As businesses concerned with the well-being of our customers, our investors, our communities, and our suppliers, we are strengthening our climate resilience, and we are investing in renewables, efficiency, nuclear, biofuels, carbon capture, sequestration, and other innovative technologies that can help achieve a clean energy transition. For this transition to succeed, however, governments must lead as well. We urge that the United States remain a party to the Paris Agreement, work constructively with other nations to implement the agreement, and work to strengthen international support for a broad range of innovative technologies.

We believe that as other countries invest in advanced technologies and move forward with the Paris Agreement, the United States can best exercise global leadership and advance U.S. interests by remaining a full partner in this vital global effort.

We appreciate the opportunity to share our views and would welcome the opportunity to provide further input as the Administration continues to shape its climate policies.

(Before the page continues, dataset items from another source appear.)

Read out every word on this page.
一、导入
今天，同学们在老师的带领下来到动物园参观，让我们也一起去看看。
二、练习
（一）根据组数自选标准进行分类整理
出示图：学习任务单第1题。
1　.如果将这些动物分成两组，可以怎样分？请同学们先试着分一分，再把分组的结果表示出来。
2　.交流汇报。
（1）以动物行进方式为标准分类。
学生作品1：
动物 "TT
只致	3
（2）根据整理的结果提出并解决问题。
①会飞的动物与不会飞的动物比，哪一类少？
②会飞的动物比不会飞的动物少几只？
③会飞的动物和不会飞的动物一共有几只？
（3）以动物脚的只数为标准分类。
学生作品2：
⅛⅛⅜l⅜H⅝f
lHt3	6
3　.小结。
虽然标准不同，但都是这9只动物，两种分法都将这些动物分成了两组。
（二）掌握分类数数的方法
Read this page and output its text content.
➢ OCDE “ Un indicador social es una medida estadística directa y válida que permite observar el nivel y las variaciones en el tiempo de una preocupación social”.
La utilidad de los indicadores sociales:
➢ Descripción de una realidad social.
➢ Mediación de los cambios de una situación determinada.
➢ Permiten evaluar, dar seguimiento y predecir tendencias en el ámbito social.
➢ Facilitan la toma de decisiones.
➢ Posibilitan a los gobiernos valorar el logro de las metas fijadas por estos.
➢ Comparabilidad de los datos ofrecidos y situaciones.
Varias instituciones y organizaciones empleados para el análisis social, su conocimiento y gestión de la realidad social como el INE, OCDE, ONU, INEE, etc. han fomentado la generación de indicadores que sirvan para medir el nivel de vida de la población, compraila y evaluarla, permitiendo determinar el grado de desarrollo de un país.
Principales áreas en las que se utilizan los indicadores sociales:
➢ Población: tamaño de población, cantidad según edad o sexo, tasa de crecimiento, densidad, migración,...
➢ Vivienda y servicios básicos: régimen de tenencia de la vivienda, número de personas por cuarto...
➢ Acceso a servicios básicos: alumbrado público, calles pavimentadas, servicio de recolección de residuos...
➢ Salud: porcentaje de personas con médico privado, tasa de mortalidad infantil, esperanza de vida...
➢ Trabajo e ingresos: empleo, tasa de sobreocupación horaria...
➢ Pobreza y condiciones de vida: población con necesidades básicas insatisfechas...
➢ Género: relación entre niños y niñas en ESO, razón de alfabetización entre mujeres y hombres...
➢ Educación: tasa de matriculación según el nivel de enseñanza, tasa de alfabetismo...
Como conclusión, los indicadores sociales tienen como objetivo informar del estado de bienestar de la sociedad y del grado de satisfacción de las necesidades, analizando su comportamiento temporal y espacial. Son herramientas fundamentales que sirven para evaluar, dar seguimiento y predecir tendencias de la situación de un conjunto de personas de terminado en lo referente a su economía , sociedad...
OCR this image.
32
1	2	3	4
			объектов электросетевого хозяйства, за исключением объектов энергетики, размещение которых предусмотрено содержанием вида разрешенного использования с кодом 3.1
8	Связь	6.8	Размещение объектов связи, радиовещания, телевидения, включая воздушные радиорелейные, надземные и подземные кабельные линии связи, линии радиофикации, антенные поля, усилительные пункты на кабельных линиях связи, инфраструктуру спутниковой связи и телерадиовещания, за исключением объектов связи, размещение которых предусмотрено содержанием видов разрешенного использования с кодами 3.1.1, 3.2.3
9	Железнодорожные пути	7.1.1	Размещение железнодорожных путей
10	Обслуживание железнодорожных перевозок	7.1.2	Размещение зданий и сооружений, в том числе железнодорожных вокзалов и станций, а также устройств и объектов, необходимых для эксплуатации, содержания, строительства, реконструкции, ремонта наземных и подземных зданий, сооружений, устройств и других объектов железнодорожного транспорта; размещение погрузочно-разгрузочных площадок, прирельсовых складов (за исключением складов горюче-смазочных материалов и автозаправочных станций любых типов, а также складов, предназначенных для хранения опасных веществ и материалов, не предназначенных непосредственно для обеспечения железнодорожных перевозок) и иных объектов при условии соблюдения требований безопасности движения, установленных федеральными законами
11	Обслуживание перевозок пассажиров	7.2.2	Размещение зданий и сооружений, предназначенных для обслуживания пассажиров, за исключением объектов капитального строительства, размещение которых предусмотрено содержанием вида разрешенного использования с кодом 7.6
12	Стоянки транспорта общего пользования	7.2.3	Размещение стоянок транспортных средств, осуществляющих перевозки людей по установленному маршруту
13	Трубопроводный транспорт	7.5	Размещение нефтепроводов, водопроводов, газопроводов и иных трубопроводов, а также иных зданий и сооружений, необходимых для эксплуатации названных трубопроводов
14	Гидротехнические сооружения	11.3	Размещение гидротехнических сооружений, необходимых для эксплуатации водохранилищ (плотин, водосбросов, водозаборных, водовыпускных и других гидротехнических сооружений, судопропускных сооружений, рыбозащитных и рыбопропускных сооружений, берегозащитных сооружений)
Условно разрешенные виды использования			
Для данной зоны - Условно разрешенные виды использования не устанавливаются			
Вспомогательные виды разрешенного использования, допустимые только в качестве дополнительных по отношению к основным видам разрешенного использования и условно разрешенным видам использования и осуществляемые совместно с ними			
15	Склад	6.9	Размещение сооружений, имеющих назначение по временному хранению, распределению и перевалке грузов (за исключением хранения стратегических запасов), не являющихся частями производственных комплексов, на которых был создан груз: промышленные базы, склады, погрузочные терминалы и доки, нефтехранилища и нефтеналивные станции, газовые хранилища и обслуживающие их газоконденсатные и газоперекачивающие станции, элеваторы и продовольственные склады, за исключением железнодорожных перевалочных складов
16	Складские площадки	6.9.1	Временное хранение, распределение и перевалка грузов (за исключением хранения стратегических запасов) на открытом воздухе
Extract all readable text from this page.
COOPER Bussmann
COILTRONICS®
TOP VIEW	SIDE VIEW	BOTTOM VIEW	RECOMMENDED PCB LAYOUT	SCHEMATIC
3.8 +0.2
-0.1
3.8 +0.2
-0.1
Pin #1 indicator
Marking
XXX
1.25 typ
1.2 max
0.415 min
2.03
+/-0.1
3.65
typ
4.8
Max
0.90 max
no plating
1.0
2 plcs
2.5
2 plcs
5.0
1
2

Apple | BHP | Billiton | BP | DuPont | General Mills | Google | Intel | Microsoft | National Grid | Novartis Corporation | PG&E | Rio Tinto | Schneider Electric | Shell | Unilever | Walmart

The flawed belief that American companies and workers will benefit from rolling back environmental regulations hit home for me last week while I was attending a talk by General Motors CEO Mary Barra at the Stanford Graduate School of Business. While I greatly respect Barra for succeeding in a male-dominated industry, I found her claim that GM is a tech company that just happens to make cars, and that GM is leading her industry in all things innovation and environment, to ring hollow. Here we were in the Bay Area, where the likes of Tesla, Uber, Lyft, Google's Waymo, and Apple are truly innovating, and working to make transportation safer and more environmentally sustainable. Meanwhile, Barra lobbied the Trump administration to kill the 2022-2025 Corporate Average Fuel Economy (CAFE) standards from her seat on Trump's Strategic and Policy Forum, apparantly with some success — in March, Trump ordered the EPA to reopen a review of those standards.

Weakened environmental standards allow GM to cut research and development spending and to sell more large trucks and SUVs in the short-term, but it weakens the company in the long-term. Traditional Japanese, European, and Chinese automakers, along with new transportation upstarts worldwide, will continue to improve the efficiency and costs of their products. The painful pattern of the American automaker's boom and bust/government bailout dictated by protective trade policies and the price level of energy prices is set to continue. Investors recognize this — the market cap of Tesla now exceeds that of GM, Ford, and Fiat Chrysler. Likewise for Uber. The combined market cap of Toyota, Honda, and Nissan is twice that of GM, Ford, and Fiat Chrysler's combined market cap. And VW, Daimler, and BMW are not far behind the Japanese automakers in their combined market cap.

Trump's environmental, trade, and immigration policies risk doing serious and lasting damage to American economic competitiveness. Human talent and financial capital know few borders in today's modern world. Let's not let America's overall economic competitiveness in the world go the way of America's automotive industry.